We believe the Spirit of Christ comes to all men and women.19 This is distinct from the gift of the Holy Ghost.
The Prophet Joseph Smith taught, “There is a difference between the Holy Ghost and the gift of the Holy Ghost.”20 Many outside the Church have received revelation by the power of the Holy Ghost, convincing them of the truth of the gospel. Through this power sincere investigators acquire a testimony of the Book of Mormon and the principles of the gospel before baptism. However, administrations of the Holy Ghost are limited without receiving the gift of the Holy Ghost.
Those who possess the gift of the Holy Ghost after baptism and confirmation can receive more light and testimony. This is because the gift of the Holy Ghost is “a permanent witness and higher endowment than the ordinary manifestation of the Holy Spirit.”21 It is the higher endowment because the gift of the Holy Ghost can act as “a cleansing agent to purify a person and sanctify him from all sin.”22
Because baptism by water and of the Spirit is essential for full salvation, in the eternal nature of things all of God’s children should have this opportunity, including those who have lived in centuries past. The doctrine of baptism of the living for the dead in the temple was understood and practiced in the early Christian church. Paul, in his great discussion about the Resurrection, reasoned: “Else what shall they do which are baptized for the dead, if the dead rise not at all? why are they then baptized for the dead?”23 Doing something so vital for those who cannot do it for themselves is truly Christlike. By laying down His life to atone for the sins of all mankind, Jesus did that for us which we cannot do for ourselves. The prophet Malachi referenced this concept when he spoke of the coming of the prophet Elijah, who would “turn the heart of the fathers to the children, and the heart of the children to their fathers, lest [the Lord] come and smite the earth with a curse.”24 This is accomplished in large measure through vicarious work for the dead.
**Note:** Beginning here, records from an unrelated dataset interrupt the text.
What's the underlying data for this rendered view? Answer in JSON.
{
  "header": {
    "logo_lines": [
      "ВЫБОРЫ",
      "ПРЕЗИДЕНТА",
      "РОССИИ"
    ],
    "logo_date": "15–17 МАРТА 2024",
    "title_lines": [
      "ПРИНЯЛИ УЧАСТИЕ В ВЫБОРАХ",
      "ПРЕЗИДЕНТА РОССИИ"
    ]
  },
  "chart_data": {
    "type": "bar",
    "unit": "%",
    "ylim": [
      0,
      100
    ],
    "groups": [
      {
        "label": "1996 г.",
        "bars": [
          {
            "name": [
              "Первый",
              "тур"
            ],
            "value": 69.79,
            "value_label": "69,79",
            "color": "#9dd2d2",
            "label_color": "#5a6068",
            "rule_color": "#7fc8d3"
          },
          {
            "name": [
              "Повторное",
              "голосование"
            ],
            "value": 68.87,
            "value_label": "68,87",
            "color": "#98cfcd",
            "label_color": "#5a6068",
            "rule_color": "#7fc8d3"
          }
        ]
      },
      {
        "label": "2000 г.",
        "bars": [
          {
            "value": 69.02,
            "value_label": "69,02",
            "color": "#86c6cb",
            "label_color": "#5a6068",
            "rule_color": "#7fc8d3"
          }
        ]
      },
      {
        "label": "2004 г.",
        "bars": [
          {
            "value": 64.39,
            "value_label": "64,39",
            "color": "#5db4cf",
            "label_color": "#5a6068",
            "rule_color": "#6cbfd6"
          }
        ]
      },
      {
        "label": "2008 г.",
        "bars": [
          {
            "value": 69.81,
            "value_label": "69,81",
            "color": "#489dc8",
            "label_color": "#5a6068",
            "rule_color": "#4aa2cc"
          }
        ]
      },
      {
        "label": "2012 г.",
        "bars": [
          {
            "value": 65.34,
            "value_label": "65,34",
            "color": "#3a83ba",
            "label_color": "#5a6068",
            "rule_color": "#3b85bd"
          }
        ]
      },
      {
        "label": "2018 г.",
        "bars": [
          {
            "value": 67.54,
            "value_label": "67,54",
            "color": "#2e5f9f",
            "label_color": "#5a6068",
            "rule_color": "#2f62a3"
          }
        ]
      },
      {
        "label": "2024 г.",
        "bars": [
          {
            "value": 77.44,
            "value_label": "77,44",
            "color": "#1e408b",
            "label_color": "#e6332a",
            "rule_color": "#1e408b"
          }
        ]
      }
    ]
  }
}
No other organization on the earth is doing more to fulfil Malachi’s promise than the Church. At great expense and effort the Church is now the custodian of the greatest treasure of family records in the world. The Church now has 660 million names on the FamilySearch™ Internet Web site.25 These records are freely shared with anyone who wishes to research them.
As I have lived so many years since my baptism by water, I have come to savor the spiritual gifts of the Holy Ghost that come through baptism of the Spirit. I was confirmed 72 years ago by one having authority, Joseph A. F. Everett, a close friend of my parents and a very noble man.
I humbly pray that the Spirit of the Lord will put His seal upon the importance of the things about which I have spoken. I witness that we cannot be fully converted until we “walk in newness of life”26 and are at heart a new person, “purged from [our] old sins.”27 This can only come about by being born again of the water and of the Spirit through baptism and receiving the gift of the Holy Ghost. In this way we receive divine forgiveness, by which we can know in our hearts that our sins are remitted.28 I know this to be true and so testify in the name of Jesus Christ, amen.